KHNC
- Johnstown, Colorado; United States;
- Broadcast area: Fort Collins-Greeley
- Frequency: 1360 kHz
- Branding: 1360 KHNC: The Lion

Programming
- Format: Conservative talk radio
- Affiliations: Genesis Communications Network; Salem Radio Network;

Ownership
- Owner: Joe Jaquint; (Excursion Broadcasting Network, LLC);

History
- First air date: January 1993
- Former call signs: KZOI (1986–1989, CP)

Technical information
- Licensing authority: FCC
- Facility ID: 17183
- Class: B
- Power: 10,000 watts day; 1,000 watts night;
- Transmitter coordinates: 40°23′10.9″N 104°54′20.9″W﻿ / ﻿40.386361°N 104.905806°W

Links
- Public license information: Public file; LMS;
- Website: 1360khnc.com

= KHNC =

Radio station in Johnstown, Colorado

KHNC (1360 AM) "The Lion" is a privately owned radio station broadcasting a conservative talk format in Johnstown, Colorado, United States.

==History==
KHNC began broadcasting in January 1993. It was originally owned by Donald and Sharon Wiedeman, broadcasting the same conservative talk format it has carried since. The station first gained notoriety in 1996 when the Montana Freemen called into the station during their 81-day standoff with the FBI, though the station was already airing programming that espoused conspiracy theories and railed against the "New World Order". Known initially as the "USA Patriot Network", KHNC rebranded as the "American Freedom Network" after the Oklahoma City bombing in 1995. Some of its programming also aired over shortwave station WWCR.

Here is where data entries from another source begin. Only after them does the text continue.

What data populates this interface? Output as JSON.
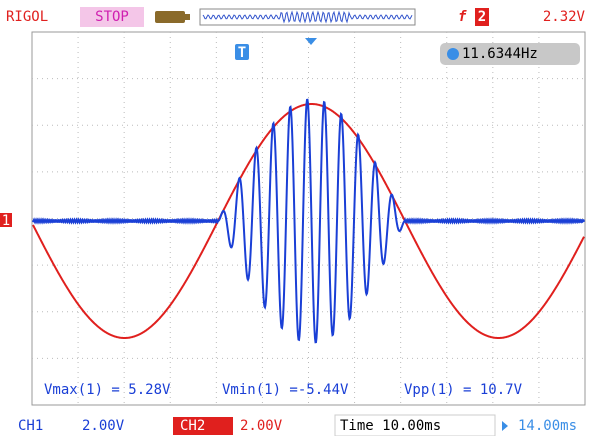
{
  "top_bar": {
    "brand": "RIGOL",
    "status": "STOP",
    "trigger_source": "2",
    "trigger_level": "2.32V"
  },
  "trigger_marker": "T",
  "channel_marker": "1",
  "frequency": "11.6344Hz",
  "measurements": [
    "Vmax(1) = 5.28V",
    "Vmin(1) =-5.44V",
    "Vpp(1) = 10.7V"
  ],
  "bottom_bar": {
    "ch1_label": "CH1",
    "ch1_scale": "2.00V",
    "ch2_label": "CH2",
    "ch2_scale": "2.00V",
    "time": "Time 10.00ms",
    "offset": "14.00ms"
  }
}
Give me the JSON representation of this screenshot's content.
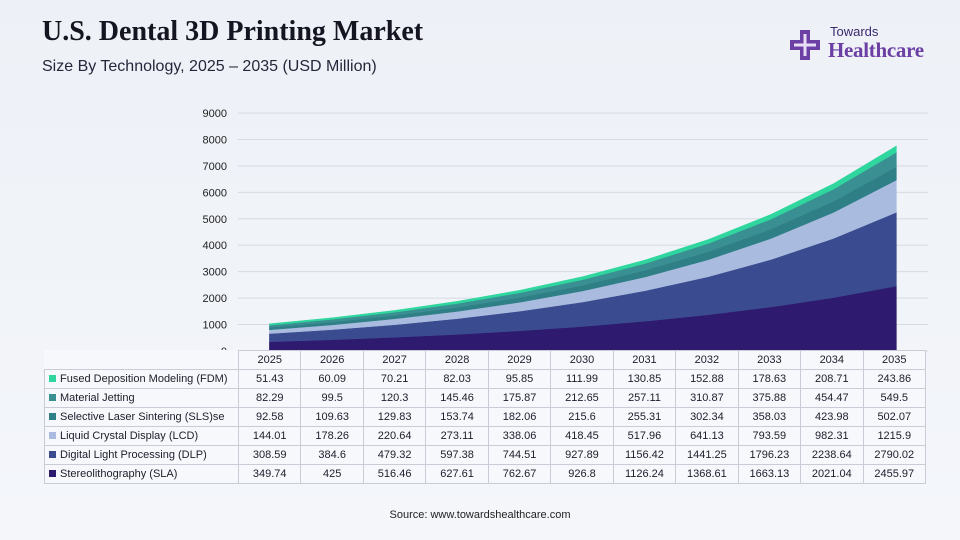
{
  "title": "U.S. Dental 3D Printing Market",
  "subtitle": "Size By Technology, 2025 – 2035 (USD Million)",
  "logo": {
    "line1": "Towards",
    "line2": "Healthcare",
    "icon": "medical-cross-icon"
  },
  "source": "Source: www.towardshealthcare.com",
  "chart_data": {
    "type": "area",
    "stacked": true,
    "x": [
      "2025",
      "2026",
      "2027",
      "2028",
      "2029",
      "2030",
      "2031",
      "2032",
      "2033",
      "2034",
      "2035"
    ],
    "ylim": [
      0,
      9000
    ],
    "yticks": [
      "0",
      "1000",
      "2000",
      "3000",
      "4000",
      "5000",
      "6000",
      "7000",
      "8000",
      "9000"
    ],
    "grid": true,
    "legend": "data-table",
    "series": [
      {
        "name": "Stereolithography (SLA)",
        "color": "#2e1a6e",
        "values": [
          349.74,
          425,
          516.46,
          627.61,
          762.67,
          926.8,
          1126.24,
          1368.61,
          1663.13,
          2021.04,
          2455.97
        ],
        "labels": [
          "349.74",
          "425",
          "516.46",
          "627.61",
          "762.67",
          "926.8",
          "1126.24",
          "1368.61",
          "1663.13",
          "2021.04",
          "2455.97"
        ]
      },
      {
        "name": "Digital Light Processing (DLP)",
        "color": "#3b4b8f",
        "values": [
          308.59,
          384.6,
          479.32,
          597.38,
          744.51,
          927.89,
          1156.42,
          1441.25,
          1796.23,
          2238.64,
          2790.02
        ],
        "labels": [
          "308.59",
          "384.6",
          "479.32",
          "597.38",
          "744.51",
          "927.89",
          "1156.42",
          "1441.25",
          "1796.23",
          "2238.64",
          "2790.02"
        ]
      },
      {
        "name": "Liquid Crystal Display (LCD)",
        "color": "#a9bcdf",
        "values": [
          144.01,
          178.26,
          220.64,
          273.11,
          338.06,
          418.45,
          517.96,
          641.13,
          793.59,
          982.31,
          1215.9
        ],
        "labels": [
          "144.01",
          "178.26",
          "220.64",
          "273.11",
          "338.06",
          "418.45",
          "517.96",
          "641.13",
          "793.59",
          "982.31",
          "1215.9"
        ]
      },
      {
        "name": "Selective Laser Sintering (SLS)se",
        "color": "#2f7f86",
        "values": [
          92.58,
          109.63,
          129.83,
          153.74,
          182.06,
          215.6,
          255.31,
          302.34,
          358.03,
          423.98,
          502.07
        ],
        "labels": [
          "92.58",
          "109.63",
          "129.83",
          "153.74",
          "182.06",
          "215.6",
          "255.31",
          "302.34",
          "358.03",
          "423.98",
          "502.07"
        ]
      },
      {
        "name": "Material Jetting",
        "color": "#3a8f92",
        "values": [
          82.29,
          99.5,
          120.3,
          145.46,
          175.87,
          212.65,
          257.11,
          310.87,
          375.88,
          454.47,
          549.5
        ],
        "labels": [
          "82.29",
          "99.5",
          "120.3",
          "145.46",
          "175.87",
          "212.65",
          "257.11",
          "310.87",
          "375.88",
          "454.47",
          "549.5"
        ]
      },
      {
        "name": "Fused Deposition Modeling (FDM)",
        "color": "#2fd69e",
        "values": [
          51.43,
          60.09,
          70.21,
          82.03,
          95.85,
          111.99,
          130.85,
          152.88,
          178.63,
          208.71,
          243.86
        ],
        "labels": [
          "51.43",
          "60.09",
          "70.21",
          "82.03",
          "95.85",
          "111.99",
          "130.85",
          "152.88",
          "178.63",
          "208.71",
          "243.86"
        ]
      }
    ]
  }
}
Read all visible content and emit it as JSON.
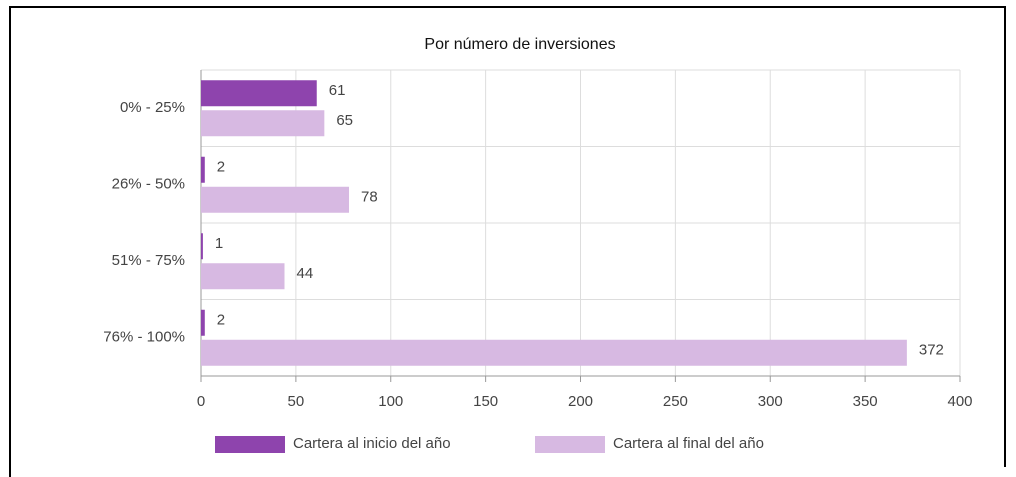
{
  "chart_data": {
    "type": "bar",
    "orientation": "horizontal",
    "title": "Por número de inversiones",
    "categories": [
      "0% - 25%",
      "26% - 50%",
      "51% - 75%",
      "76% - 100%"
    ],
    "series": [
      {
        "name": "Cartera al inicio del año",
        "color": "#8e44ad",
        "values": [
          61,
          2,
          1,
          2
        ]
      },
      {
        "name": "Cartera al final del año",
        "color": "#d7b9e2",
        "values": [
          65,
          78,
          44,
          372
        ]
      }
    ],
    "xlim": [
      0,
      400
    ],
    "xticks": [
      0,
      50,
      100,
      150,
      200,
      250,
      300,
      350,
      400
    ],
    "grid": true,
    "legend": "bottom"
  }
}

On November 29, 1997, a fire broke out at KHNC's studio base, destroying the former farm store, which also housed a magazine known as American Freedom. The blaze was started by a faulty hot plate inside the residence of Suzanne Harris and Peter Ludwell, who hosted a show on the station and lived in the building; the transmitter, located on Wiedeman's 600 acre farm, was not damaged.

Wiedeman died in 2015. In 2019, Joe Jaquint, who already hosted the "Patriot Radio News Hour" which aired on the station, acquired KHNC for $250,000 through his wholly owned Patriot Trading Metals Group. Effective February 28, 2020, Jaquint transferred the station's license to Excursion Broadcasting Network, LLC, of which he is two-thirds owner.